Hi. I’m building dockers that use acme.sh’s TLS-ALPN-01 to generate certificates for that specific host. The certificates are issued at runtime, the first time the docker container starts. After that it’s the job cronned by acme.sh that takes care of renewal. For development I’m using LE’s staging so that’s all working fine.

However, when development is done we switch to production and when using the docker builds it might happen that some config was missing for docker run (instead of committing it happens that they are simply re-created the container from image). Whatever the reason, point is that each time the container is freshly created from then on a new certificate is issued, but with a rate limiting of 5 per week there is not much room for “error”.

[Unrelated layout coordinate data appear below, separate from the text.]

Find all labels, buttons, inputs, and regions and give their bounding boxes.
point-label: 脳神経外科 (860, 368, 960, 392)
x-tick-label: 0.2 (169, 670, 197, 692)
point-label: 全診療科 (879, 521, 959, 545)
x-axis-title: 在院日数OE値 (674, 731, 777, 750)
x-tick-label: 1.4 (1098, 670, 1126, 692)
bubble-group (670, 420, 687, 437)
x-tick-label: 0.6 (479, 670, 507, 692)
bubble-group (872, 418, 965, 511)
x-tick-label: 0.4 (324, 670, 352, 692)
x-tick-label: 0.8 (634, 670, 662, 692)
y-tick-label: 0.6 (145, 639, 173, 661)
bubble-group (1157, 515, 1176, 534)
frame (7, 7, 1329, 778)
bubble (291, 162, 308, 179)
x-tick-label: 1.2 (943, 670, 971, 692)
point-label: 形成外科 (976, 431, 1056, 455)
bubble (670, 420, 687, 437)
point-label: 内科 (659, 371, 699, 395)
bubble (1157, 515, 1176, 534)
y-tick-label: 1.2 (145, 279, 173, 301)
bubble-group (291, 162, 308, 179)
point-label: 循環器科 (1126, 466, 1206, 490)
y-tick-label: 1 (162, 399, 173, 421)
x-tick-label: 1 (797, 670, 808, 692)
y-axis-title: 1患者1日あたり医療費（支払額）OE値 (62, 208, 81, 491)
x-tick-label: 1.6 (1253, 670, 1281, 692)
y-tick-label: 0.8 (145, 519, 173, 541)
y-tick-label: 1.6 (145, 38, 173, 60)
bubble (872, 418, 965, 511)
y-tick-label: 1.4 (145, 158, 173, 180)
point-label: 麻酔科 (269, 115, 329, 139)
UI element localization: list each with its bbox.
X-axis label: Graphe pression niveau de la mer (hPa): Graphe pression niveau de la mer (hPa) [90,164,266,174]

So the thing that 5 is not much, and it could happen rather quickly that a small mistakes results in losing the last generated certificates (as the docker container is removed without having it committed after first start) , meaning it is no longer possible to get a LE certificate for the next week for that host.

So my question is: am I using this the correct way? Is there maybe some kind of caching/proxy service that exists that we should be using?

Keep the acme.sh data/state in a storage volume that perists throughout the container lifecycle (creation/destruction). The Docker documentation for acme.sh does exactly that.

If you are using a more sophisticated container orchestration system like Kubernetes, all of this has been solved for you through the use of e.g. cert-manager which would automatically issue certificates for your ingress controller of choice (nginx, Traefik, etc), which in turn deals with routing traffic for each of your deployed applications.

Edit: it looks like acme.sh even has an nginx-proxy project which will do a similar thing. Using that would allow you to easily centralize your HTTP[S] traffic, certificate management and avoid rate limit issues without a complicated orchestration system.

This topic was automatically closed 30 days after the last reply. New replies are no longer allowed.